Guidelines for selecting the appropriate Failure Criterion to calculate the Factor of Safety of your design.
Failure Criterion Evaluation
Theoretical predictions for failure of lamina are compared with experiments by comparing failure envelopes (outside the envelope, lamina failure occurs) under various biaxial states of stress. A lamina is assumed to be under a state of plane stress with non-zero stress components being σ1, σ2 and τ12. Directions 1 and 2 represent ply orientation direction and transverse to ply orientation direction respectively.
A schematic of failure envelope for a particular failure theory is shown, for example, Tsai-Wu failure criterion. X and S are normal and shear strengths of the lamina respectively. t and c represent tensile and compressive loadings. The open circles in the second plot show some sample experimental results for τ12 > 0.
Failure envelopes for the other failure criteria (Tsai-Hill and Maximum Stress criteria) are superimposed and accuracy of predictions evaluated against experimental results for selecting the best failure criterion.
For multi-directional laminates, it is difficult to evaluate which failure theory to use. Similar failure envelopes are constructed for laminates. However, for FPF (first ply failure), which the program uses, there is a wide variation between theoretical predictions and experimental observations due to several reasons.
Based on such observations some recommendations are made to help you select among the different failure theories.
Maximum Stress Criterion
For matrix dominated failure, the maximum stress criterion is best applied to a lamina when cross-fiber stress σ2 > 0. You can check this stress for each ply using Composite Options in the Stress Plot PropertyManager.

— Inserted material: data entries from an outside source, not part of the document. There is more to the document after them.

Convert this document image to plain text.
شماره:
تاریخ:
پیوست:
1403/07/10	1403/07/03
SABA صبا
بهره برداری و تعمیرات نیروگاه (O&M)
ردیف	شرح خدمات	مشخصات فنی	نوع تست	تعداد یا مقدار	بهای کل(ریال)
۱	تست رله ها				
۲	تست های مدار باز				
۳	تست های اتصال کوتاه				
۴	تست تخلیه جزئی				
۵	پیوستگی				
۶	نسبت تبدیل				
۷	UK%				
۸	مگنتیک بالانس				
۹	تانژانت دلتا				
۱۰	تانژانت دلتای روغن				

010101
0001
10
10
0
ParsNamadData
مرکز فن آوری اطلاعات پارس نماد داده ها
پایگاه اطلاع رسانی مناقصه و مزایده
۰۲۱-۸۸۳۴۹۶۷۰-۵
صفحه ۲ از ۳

The Tsai-Hill criterion is best applied to a lamina when strengths are equal in tension and compression. For matrix dominated failure, the Tsai-Hill criterion is best applied to a lamina when cross-fiber stress σ2 < 0.
The Tsai-Wu criterion is best applied for unequal strengths in tension and compression. For matrix dominated failure, the Tsai-Wu criterion is best applied to a lamina when cross-fiber stress σ2 < 0.